Early bishop's example
During this tumultuous period for the church, Goodpaster suggested bishops use as their leadership model the first Methodist bishop in the United States, Francis Asbury.
Asbury, Goodpaster said, exemplified piety, perseverance, servant leadership, pop-culture savvy, and "brilliant" administration.
The pioneering bishop, who helped spread Methodism in the late 1700s and early 1800s, knew how to connect with ordinary people and bring them into Christian discipleship.
Goodpaster pointed to Asbury's emphasis on people in addressing critics who say Call to Action team members and other advocates of church metrics "have crossed over to the idol worship of numbers."
"We must constantly remind ourselves that it is not just about numbers," Goodpaster said, "but always about people, and about inviting and nurturing them into a vibrant relationship with Jesus the Christ."
As the council meets this week, Goodpaster said, "we will be invited to think, talk, discern, and perhaps even decide about an alternative design for leading this branch of God's church."
Denver Area Bishop Elaine J. W. Stanovsky appreciated Goodpaster's reminder of Asbury's legacy.
The lessons from the past, she said, "give us the gifts that will lead us into the future."

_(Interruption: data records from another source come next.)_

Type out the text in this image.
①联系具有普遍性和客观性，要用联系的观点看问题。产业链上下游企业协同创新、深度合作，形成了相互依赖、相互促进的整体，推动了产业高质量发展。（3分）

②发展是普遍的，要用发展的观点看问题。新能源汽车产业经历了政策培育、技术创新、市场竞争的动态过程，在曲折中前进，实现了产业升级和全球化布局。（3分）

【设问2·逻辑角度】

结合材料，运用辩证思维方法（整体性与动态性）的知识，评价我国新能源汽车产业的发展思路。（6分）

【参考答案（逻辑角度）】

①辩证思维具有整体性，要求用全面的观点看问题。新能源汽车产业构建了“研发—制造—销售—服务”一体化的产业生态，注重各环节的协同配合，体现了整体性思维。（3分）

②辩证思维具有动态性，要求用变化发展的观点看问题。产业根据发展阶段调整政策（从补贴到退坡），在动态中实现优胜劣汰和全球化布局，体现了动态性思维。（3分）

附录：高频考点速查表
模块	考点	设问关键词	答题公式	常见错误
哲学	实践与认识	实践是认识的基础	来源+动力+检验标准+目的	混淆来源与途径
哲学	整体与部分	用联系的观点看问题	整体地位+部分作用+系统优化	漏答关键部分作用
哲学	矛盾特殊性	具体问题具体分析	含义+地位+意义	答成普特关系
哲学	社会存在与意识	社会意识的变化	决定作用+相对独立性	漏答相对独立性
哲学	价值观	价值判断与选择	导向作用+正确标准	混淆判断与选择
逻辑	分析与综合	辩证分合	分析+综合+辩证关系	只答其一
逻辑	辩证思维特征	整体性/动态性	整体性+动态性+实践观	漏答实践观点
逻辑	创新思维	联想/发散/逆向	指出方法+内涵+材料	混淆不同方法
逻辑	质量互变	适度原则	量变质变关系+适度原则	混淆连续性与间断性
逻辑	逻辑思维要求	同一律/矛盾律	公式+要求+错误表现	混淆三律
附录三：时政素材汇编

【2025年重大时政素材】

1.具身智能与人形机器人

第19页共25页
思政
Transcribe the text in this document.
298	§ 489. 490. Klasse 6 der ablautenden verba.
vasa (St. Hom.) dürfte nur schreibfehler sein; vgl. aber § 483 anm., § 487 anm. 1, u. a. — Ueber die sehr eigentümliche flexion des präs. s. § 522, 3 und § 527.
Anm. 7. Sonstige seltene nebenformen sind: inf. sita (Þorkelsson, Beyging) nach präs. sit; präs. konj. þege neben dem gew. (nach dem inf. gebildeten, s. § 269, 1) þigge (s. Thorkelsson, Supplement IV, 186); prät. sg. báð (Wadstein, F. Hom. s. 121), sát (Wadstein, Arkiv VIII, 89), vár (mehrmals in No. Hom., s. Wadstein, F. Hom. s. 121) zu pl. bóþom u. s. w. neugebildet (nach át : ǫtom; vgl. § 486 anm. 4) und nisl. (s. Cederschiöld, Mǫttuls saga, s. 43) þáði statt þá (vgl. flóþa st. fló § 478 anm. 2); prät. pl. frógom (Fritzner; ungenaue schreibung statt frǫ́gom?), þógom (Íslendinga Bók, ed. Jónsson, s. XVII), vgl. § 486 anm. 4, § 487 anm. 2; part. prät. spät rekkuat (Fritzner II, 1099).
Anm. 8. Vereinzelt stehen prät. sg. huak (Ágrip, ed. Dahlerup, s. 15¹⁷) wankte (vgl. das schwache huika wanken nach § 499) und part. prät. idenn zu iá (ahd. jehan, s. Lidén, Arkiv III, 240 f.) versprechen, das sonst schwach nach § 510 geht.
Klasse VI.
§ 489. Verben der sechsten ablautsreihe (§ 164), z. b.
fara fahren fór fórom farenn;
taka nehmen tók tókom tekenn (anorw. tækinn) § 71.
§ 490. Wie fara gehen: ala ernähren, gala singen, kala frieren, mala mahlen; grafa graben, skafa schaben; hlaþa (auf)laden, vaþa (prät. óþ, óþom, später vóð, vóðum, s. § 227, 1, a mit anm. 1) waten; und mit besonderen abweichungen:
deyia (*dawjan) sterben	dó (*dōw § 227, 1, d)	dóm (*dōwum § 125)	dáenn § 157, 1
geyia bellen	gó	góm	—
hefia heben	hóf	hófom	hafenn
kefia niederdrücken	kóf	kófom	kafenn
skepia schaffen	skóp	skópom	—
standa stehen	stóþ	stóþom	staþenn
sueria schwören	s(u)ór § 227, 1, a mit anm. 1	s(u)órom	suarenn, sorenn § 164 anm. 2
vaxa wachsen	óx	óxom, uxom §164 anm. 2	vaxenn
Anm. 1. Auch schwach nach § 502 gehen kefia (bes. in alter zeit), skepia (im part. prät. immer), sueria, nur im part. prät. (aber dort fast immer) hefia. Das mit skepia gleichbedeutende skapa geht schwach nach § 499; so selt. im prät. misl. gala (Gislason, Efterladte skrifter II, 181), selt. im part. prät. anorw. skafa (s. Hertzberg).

"We know in our bones who we need to be and what we need to do," she said. "We just need to listen and be as faithful to following God as we can be."
Voice of hope
Mozambique Area Bishop Joaquina Felipe Nhanala called Goodpaster's address a "message of hope."
Goodpaster concluded his address, perhaps fittingly for the Easter season, by talking of Christ's Resurrection. Goodpaster reminded the bishops that in Mark's Gospel, the disciples learned the newly risen Christ was "going ahead" of them to Galilee. Jesus continues to go ahead, the bishop said.
"I also have a hunch that we will never catch up with him," Goodpaster said. "That does not mean we do not try to close the gap between where Jesus is calling us and where we might prefer to stay."
*Hahn is a multimedia news reporter for United Methodist News Service.
Editor's Note: This particular semi-annual gathering is distinguished by the fact that it is intended to be totally "paperless." Bishops who have an iPad or Kindle are using them at the meeting to download and review reports, and those who do not have one have been provided an electronic means of downloading reports and work. In addition, the news media is being granted access to public documents via the Web, rather than being handed paper copies of news releases.